Written in the Stars

Written in the Stars

Written in the Stars

Today marks what would have been my mother and father’s 72nd anniversary.  Talk about a love story!  They met acting in summer stock at the Boothbay Playhouse in Maine.  As Dad put it in his memoir, Any Way I Can; 50 Years in Show Business:

“My third summer at the Playhouse required the usual mundane chores before the season began.  One morning, while painting a garage door on a ladder in my ragged old yellow terry cloth robe, a car appeared in the driveway.  Out of it stepped a knockout blonde ingénue, Barbara Meyer.  Her parents had driven her up from New Jersey to be certain it was a safe environment for their daughter.  Having already seen her black and white publicity photo hung on a wagon wheel in the lobby, I eagerly awaited her arrival.  She glanced briefly at me and assumed I was a maintenance worker.”

Together they starred in many plays that summer and the next, and married on May 7, 1949.  But Ozzie, my mother’s father, and his friends had some reservations: 

“In the men’s room at the reception, one of Ozzie’s friends actually came up alongside me at the urinal and asked, ‘How do you intend to support Barbara?’  It really floored me.  Together, Bobbie and I had saved a few hundred dollars.  I don’t remember what I muttered in response, but I thought the question on this night, on this occasion, at this place, was insensitive.  The truth is all of her family’s friends were concerned that Bobbie was marrying an actor.  The poor girl.  God, what a terrible thing to have happened.”

After cutting their honeymoon short for my mother’s appearance on a television show, John and Bobbie continued to audition and cross their fingers.  It wasn’t long before their dreams came true: 

“Harvey Marlowe, the man who saw our audition in New York, called to say WOR, Channel 9, had signed us to do a domestic comedy in the fall.  They wanted a fifteen minute show, five nights a week.  ‘Who will write them?’ I asked.

‘You will.’

Fifteen minutes?  Five nights a week?  All we had was the ten minute audition sketch.  Impossible.  And I’m not really a writer.  I called Harvey Marlowe immediately.

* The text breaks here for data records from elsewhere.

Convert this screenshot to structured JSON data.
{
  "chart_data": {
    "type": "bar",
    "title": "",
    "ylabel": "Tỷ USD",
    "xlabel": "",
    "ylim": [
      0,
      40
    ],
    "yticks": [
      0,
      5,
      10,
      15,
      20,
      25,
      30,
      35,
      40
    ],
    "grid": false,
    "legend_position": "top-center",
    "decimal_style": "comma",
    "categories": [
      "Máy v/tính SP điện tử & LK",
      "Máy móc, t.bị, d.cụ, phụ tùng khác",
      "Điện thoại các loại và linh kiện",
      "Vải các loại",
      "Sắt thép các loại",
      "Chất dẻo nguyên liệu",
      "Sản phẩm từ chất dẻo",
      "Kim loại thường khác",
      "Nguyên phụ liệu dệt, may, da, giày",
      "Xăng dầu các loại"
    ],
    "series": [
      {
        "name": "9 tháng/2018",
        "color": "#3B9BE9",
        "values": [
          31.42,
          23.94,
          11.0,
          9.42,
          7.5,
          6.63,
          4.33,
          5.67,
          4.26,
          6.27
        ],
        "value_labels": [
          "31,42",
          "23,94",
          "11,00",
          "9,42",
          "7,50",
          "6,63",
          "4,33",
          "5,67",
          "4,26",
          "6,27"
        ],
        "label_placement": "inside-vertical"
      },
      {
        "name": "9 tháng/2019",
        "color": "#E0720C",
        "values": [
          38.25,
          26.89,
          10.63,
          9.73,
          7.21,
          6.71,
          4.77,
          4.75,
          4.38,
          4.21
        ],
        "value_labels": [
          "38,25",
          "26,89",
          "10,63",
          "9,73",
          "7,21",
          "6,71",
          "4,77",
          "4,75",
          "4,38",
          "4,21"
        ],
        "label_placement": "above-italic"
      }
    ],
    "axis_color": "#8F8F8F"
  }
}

‘We’re thrilled with the offer.’”

After a few years on television with many scripts under his belt, Dad started getting writing jobs, which replaced acting as a means of support.  Eventually, a lucrative Hollywood offer brought my parents out to California.  Dad wrote the film, “Run Silent, Run Deep,” and his career turned into solid gold.  Mom left acting to have me, then my brother, Larry, and then my sister, Liz.  But as soon as we were all off to college, she went back to the stage, performing at the Nine O’Clock Players children’s theater in Hollywood. 

Through it all, Mom and Dad held on to each other as soulmates.  They believed their stars were meant to collide.  On their anniversary, I step out into the clear, dark night and feel their love for each other illuminate the sky.